Soon afterwards, I remembered a short poem I had written some 30 years ago, well before I knew I was an aphant. I now consider it a preview of the shape of things to come.
Seeing I saw a window yesterday A green one, made of glass from a time not too far in the past but far enough that looking through it, your face was not very clear at all
So what is it like? Well, I just looked over at a bottle of soy sauce left out on the table, and shut my eyes so as to visualize it. Nothing appeared. I recall a red cap and some yellow on its label. The bottle was mostly full. And the liquid was, well,… dark brown. But I can’t see it there in front of me when I try to imagine it in my head, not the way most of you can. I have to settle for thinking about the bottle. I can remember facts about a different bottle used in restaurants, more squat, with a double spouted plastic top in red or green, depending on salt content. But I am unable to visualize either one.
I remember about these qualities, but when I close my eyes I see only darkness.

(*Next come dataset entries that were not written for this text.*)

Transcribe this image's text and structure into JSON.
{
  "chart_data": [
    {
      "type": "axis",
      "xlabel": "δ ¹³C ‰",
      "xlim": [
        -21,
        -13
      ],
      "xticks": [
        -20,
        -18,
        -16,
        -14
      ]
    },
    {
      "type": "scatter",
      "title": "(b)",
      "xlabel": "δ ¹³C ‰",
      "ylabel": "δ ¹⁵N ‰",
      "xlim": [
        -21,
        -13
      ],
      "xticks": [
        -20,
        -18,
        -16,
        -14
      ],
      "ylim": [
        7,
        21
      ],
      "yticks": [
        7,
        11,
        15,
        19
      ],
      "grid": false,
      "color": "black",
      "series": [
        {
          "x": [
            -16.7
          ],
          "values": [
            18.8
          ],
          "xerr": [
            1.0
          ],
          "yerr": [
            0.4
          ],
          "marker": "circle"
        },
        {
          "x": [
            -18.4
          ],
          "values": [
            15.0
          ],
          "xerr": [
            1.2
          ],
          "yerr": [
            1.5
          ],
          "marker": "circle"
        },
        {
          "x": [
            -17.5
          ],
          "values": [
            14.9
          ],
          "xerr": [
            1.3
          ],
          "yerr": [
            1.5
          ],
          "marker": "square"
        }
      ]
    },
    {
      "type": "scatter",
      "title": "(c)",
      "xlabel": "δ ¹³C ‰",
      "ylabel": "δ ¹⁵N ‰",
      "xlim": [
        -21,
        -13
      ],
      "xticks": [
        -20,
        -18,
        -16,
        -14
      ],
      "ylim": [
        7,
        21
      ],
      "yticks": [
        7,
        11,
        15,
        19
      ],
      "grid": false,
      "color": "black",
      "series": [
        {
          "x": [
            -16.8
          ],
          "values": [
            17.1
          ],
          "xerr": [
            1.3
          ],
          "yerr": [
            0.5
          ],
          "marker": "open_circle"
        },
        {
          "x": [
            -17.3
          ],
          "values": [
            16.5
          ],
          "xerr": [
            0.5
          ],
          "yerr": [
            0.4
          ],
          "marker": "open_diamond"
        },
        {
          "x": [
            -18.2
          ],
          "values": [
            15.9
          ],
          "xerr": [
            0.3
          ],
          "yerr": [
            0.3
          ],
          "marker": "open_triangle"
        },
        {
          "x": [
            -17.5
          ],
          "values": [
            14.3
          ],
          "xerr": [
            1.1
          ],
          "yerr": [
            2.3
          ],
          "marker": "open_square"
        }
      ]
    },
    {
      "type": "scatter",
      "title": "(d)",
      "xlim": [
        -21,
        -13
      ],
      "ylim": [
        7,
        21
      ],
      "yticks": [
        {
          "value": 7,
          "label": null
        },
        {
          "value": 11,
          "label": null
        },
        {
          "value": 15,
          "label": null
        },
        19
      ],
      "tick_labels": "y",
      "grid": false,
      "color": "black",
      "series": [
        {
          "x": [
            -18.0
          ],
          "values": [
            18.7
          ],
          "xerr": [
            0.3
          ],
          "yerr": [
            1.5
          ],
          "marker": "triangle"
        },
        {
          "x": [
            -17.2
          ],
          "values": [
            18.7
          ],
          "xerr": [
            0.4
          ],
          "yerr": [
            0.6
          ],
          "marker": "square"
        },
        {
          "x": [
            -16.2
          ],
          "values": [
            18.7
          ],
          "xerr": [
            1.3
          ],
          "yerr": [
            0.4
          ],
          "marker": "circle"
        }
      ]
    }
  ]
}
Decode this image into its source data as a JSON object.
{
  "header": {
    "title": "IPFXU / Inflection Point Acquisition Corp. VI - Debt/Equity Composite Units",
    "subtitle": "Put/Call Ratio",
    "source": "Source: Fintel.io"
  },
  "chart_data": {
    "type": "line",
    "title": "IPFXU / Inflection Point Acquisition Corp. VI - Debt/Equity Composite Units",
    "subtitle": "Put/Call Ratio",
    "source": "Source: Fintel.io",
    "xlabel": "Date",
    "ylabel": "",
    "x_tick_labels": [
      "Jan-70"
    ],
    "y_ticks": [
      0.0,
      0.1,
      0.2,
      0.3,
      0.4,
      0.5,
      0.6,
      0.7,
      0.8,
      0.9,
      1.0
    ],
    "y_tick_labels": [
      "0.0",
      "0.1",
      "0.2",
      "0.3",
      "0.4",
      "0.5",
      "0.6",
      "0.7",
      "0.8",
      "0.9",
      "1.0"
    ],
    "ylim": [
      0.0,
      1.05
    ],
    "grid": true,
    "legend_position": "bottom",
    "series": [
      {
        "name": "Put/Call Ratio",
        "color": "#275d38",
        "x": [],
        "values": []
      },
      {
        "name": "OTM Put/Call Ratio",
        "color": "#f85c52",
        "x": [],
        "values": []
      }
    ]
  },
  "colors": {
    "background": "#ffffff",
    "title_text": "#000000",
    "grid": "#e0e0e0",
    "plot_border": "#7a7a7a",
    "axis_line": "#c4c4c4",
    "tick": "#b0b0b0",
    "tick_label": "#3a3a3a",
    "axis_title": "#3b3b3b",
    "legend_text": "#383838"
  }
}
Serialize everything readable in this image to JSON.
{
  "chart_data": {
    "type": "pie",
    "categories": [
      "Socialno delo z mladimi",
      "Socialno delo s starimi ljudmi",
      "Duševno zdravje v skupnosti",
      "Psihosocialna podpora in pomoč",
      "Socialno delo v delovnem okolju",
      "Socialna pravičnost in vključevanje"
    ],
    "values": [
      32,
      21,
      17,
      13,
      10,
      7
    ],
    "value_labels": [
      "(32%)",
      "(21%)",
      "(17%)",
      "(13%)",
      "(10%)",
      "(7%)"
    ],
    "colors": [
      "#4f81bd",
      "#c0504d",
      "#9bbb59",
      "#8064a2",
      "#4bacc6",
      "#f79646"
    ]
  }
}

At best I have mercurial flashes, in the periphery of my blank screen of what might be called impressions of images — indistinct, blurred recollections of what I once saw clearly, when my eyes were open. These disappear in an instant, and I cannot bring them back. The center of my inner field of vision is always dark.
What I want to do on these pages is give you glimpses of the darkness, so you can join me in not-seeing. I will set out to present a poem every week. I want to share the dark with you and make you see it.
Aphantasia may translate as “without imagination,” but it doesn’t have to be so.
Thank you so much for sharing, it's beautifully written.
Is it ok to ask how you experience reading and writing poetry? Many people talk about the images that poems evoke, but I'm sort of curious how you experience the emotions conveyed by poetry, and if there are any kind of poems that are particularly difficult for you to connect with?
I hope that's not a rude question or anything of the sorts, I'm just genuinely curious since I'm the opposite -- my mental images can be so overwhelming sometimes that I need to take many breaks from writing.